Will P&O be the latest dominant brand to ride out the outrage and get away with murder?
"As a society we are going to have to realise, in the corporate world just as in the political, that rhetoric and righteous outrage isn’t enough to make dominant brand behave."
We have all seen the disturbing news of P&O Ferries sacking 800 people with no notice last week and the justifiable outrage it caused. We have all seen protests from unions on the docks, while captains refuse to leave their ships or let new crews (of replacement agency workers cheaply commissioned from overseas) onboard against a backdrop of unified condemnation from across the media, social media and the political spectrum.
But the real questions is, will this abhorrent treatment of workers have a meaningful long-term impact on P&O Ferries’ brand and profit? Sadly, I suspect it won’t.

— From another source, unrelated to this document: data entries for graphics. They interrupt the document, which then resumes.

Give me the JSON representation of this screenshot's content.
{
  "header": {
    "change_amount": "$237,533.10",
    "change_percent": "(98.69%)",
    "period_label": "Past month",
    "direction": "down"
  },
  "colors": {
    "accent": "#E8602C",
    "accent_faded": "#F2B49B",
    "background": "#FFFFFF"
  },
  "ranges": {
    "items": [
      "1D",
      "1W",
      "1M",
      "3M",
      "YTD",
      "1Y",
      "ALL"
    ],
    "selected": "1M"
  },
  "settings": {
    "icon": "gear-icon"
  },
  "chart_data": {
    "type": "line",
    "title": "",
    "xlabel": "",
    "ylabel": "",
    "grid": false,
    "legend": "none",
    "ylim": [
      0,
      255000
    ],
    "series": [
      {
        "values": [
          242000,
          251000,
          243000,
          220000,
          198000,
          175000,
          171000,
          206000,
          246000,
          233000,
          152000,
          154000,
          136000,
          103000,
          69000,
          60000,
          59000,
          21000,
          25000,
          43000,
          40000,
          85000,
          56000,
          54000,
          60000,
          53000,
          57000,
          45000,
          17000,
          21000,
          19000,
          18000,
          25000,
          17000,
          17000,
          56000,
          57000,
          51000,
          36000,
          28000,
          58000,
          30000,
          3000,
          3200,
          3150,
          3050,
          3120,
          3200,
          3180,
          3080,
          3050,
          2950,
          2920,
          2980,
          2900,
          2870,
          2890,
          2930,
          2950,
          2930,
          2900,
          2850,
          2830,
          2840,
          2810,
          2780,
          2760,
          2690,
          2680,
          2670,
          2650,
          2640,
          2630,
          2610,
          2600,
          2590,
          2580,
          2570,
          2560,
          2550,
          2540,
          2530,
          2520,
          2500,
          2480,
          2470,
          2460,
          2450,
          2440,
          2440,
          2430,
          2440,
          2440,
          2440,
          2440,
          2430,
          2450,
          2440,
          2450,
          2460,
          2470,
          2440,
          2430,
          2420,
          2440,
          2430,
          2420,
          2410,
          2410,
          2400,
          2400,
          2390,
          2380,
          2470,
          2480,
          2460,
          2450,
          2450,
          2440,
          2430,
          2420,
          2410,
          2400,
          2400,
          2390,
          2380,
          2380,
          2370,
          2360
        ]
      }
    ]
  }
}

Time and time again we have seen big businesses bully workers and customers and get away with it.
This is particularly true where a brand dominates a certain market, in which case condemnation alone is not enough. Are consumers likely to risk lateness, or even unemployment, to wait for the next ferry rather than get on a P&O one? Are freight companies going to endanger their already over-pressured supply lines to punish another company? I suspect the answer to both these questions is ‘no’.
The government – the only entity with absolute power to influence the situation- appears reluctant to close these loopholes (and ‘fire and rehire’ is just one of many) - so how can consumers, media or campaigners ever hope to have a real, direct influence on brand behaviour?
In recent years, we’ve witnessed mass pandemic sackings from Weatherspoons, Amazon’s mass-exploitation of workers, RyanAir double down on decades of customer service horror stories, Google slyly but – it would seem- fittingly disavow its promise not to be evil, and Brewdog allegedly mistreat its own staff, undercut its supporters, and mislead the general public among a series of misdemeanours.
Even Facebook, perhaps the most scandal-riven of Big Tech’s ‘four horses of the apocalypse’ oligopoly, is seemingly riding out its own bad PR with a simple rebrand.
History is littered with examples, but even in the age of ‘cancel culture’ a mere PR scandal does not have the same foundation-shaking impact on a brand that dominates a particular market.
We are all complicit. A company does something dreadful and we say or think ‘I will never give XXXXX my business again’ but within weeks or months, sometimes days – whether through necessity or convenience- we’re drawn back.
And these brands know this is the case: in fact they rely on it. We joke that P&O’s PR department were first to go, but more accurately, they probably took the view that as long as their ferries are running, people won’t stop using them when there are so few other options, however bad the PR. So, in pursuit of cost cuts and long-term financial salvation, they decided the short-term outrage must be worth it.
And so it will prove. As a society we are at some point going to have to realise, in the corporate world just as in the political, that rhetoric and righteous outrage isn’t enough to make dominant brand behave. If things are ever going to change, then PR needs to be channelled into a very clear purpose, whether that’s pressure on governments to change the law, intervene, or suffer at the ballot box.